Security Pacific Mixup Killed Note Offering
NEW YORK — Security Pacific Corp.’s surprise decision last Friday to withdraw a $100-million note offering a day after the notes were sold was the result of an internal contretemps at the bank holding company, President and Chief Executive Robert H. Smith said Wednesday.
The decision to pull the offering at virtually the last possible moment was an embarrassment for the Los Angeles-based parent of Security Pacific National Bank. It raised questions on Wall Street about possible major problems at the company and sent the firm’s stock price plummeting.
But in an interview here Wednesday, Smith said the offering was pulled because he was under a false impression until Friday that the notes were being sold through a private placement to overseas investors. When he learned from Chief Financial Officer John F. Kooken on Friday that a public offering was in progress, Smith immediately called urgent meetings with the company’s lawyers, he said.
The problem was that--unknown to Security Pacific’s corporate finance staff in charge of the note issue--Smith was imminently planning to announce a big expected fourth-quarter loss and a major corporate retrenchment. Smith did not say whether Kooken was aware of the impending loss and retrenchment announcement.

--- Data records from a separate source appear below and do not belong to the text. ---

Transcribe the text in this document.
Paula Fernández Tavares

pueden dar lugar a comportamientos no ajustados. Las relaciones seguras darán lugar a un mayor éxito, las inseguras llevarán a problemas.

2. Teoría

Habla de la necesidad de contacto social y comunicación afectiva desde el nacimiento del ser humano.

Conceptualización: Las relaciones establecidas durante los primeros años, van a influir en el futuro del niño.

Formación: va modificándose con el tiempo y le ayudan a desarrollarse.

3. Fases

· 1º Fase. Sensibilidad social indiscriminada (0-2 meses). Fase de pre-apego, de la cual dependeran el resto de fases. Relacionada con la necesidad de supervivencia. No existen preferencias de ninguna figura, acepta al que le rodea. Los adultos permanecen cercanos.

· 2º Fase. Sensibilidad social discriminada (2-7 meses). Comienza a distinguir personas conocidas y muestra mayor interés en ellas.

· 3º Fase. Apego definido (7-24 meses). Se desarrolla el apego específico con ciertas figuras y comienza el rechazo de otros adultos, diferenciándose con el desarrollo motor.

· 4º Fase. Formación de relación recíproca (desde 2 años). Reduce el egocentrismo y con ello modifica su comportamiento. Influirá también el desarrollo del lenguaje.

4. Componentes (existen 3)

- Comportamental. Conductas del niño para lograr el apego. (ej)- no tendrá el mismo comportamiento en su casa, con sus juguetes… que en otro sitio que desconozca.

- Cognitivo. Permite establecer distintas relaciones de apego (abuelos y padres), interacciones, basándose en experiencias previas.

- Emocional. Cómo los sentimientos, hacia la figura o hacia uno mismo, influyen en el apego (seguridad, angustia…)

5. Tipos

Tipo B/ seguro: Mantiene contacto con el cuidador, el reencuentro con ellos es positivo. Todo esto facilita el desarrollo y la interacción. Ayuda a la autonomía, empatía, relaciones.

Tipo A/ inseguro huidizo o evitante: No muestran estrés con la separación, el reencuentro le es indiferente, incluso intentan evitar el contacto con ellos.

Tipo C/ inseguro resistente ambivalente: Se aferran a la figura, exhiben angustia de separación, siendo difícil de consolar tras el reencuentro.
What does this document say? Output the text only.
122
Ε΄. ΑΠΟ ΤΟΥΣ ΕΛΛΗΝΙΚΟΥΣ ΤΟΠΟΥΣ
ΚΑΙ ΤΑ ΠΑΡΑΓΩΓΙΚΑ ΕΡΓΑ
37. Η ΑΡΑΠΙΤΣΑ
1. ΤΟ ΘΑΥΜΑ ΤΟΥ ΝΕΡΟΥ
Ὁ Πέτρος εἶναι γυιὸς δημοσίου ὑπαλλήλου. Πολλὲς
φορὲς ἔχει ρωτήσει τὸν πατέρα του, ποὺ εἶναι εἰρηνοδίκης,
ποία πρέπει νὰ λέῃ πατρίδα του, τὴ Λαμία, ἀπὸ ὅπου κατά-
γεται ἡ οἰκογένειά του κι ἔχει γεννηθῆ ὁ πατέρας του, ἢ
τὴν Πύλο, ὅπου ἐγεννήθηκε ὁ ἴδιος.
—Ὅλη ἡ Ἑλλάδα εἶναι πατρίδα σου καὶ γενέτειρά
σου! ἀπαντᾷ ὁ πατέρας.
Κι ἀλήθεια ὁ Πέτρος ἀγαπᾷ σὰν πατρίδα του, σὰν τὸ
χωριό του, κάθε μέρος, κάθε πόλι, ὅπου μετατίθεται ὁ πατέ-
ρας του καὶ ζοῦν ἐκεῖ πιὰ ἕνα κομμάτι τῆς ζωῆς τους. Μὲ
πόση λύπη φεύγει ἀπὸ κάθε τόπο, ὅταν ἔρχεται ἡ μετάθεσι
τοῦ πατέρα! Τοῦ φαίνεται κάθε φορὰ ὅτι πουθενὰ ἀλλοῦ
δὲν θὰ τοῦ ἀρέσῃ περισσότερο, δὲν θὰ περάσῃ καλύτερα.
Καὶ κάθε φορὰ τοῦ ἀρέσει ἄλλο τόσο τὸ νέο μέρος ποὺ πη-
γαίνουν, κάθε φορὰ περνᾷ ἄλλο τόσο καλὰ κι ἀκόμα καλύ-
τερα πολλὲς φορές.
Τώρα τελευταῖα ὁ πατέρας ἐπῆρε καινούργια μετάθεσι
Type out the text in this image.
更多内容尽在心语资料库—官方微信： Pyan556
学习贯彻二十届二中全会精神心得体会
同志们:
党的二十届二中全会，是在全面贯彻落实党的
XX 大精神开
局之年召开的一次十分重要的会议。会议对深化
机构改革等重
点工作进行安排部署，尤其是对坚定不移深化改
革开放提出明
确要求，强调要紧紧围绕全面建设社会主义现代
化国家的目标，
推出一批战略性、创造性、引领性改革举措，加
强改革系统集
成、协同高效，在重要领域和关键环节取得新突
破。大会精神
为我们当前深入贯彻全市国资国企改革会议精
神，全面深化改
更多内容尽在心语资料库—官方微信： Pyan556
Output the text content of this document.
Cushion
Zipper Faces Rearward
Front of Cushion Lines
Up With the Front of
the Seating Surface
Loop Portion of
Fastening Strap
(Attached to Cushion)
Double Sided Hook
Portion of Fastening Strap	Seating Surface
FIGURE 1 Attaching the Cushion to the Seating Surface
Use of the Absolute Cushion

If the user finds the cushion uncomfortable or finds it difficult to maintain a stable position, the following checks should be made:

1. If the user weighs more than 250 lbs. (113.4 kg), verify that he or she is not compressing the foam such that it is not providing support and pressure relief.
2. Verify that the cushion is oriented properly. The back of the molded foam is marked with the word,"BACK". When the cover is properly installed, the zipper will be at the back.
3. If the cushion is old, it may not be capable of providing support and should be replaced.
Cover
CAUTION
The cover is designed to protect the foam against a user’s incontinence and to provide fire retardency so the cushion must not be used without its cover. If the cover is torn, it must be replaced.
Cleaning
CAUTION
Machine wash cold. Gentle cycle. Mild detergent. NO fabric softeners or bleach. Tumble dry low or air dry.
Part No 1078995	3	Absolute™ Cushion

If the notes had been sold to the public without advance warning of the loss and restructuring, the company could have faced major lawsuits from investors and possible regulatory action by the Securities and Exchange Commission. The expected fourth-quarter loss of at least $320 million and retrenchment plans were announced publicly on Monday.
Smith said: “Until it was done, I wasn’t aware that it was a public offering.” He said that following the incident, new internal guidelines were immediately put in place so that any public offering must be approved in advance by Smith or another member of the company’s office of chief executive. “Obviously, we don’t want that to happen again,” he said.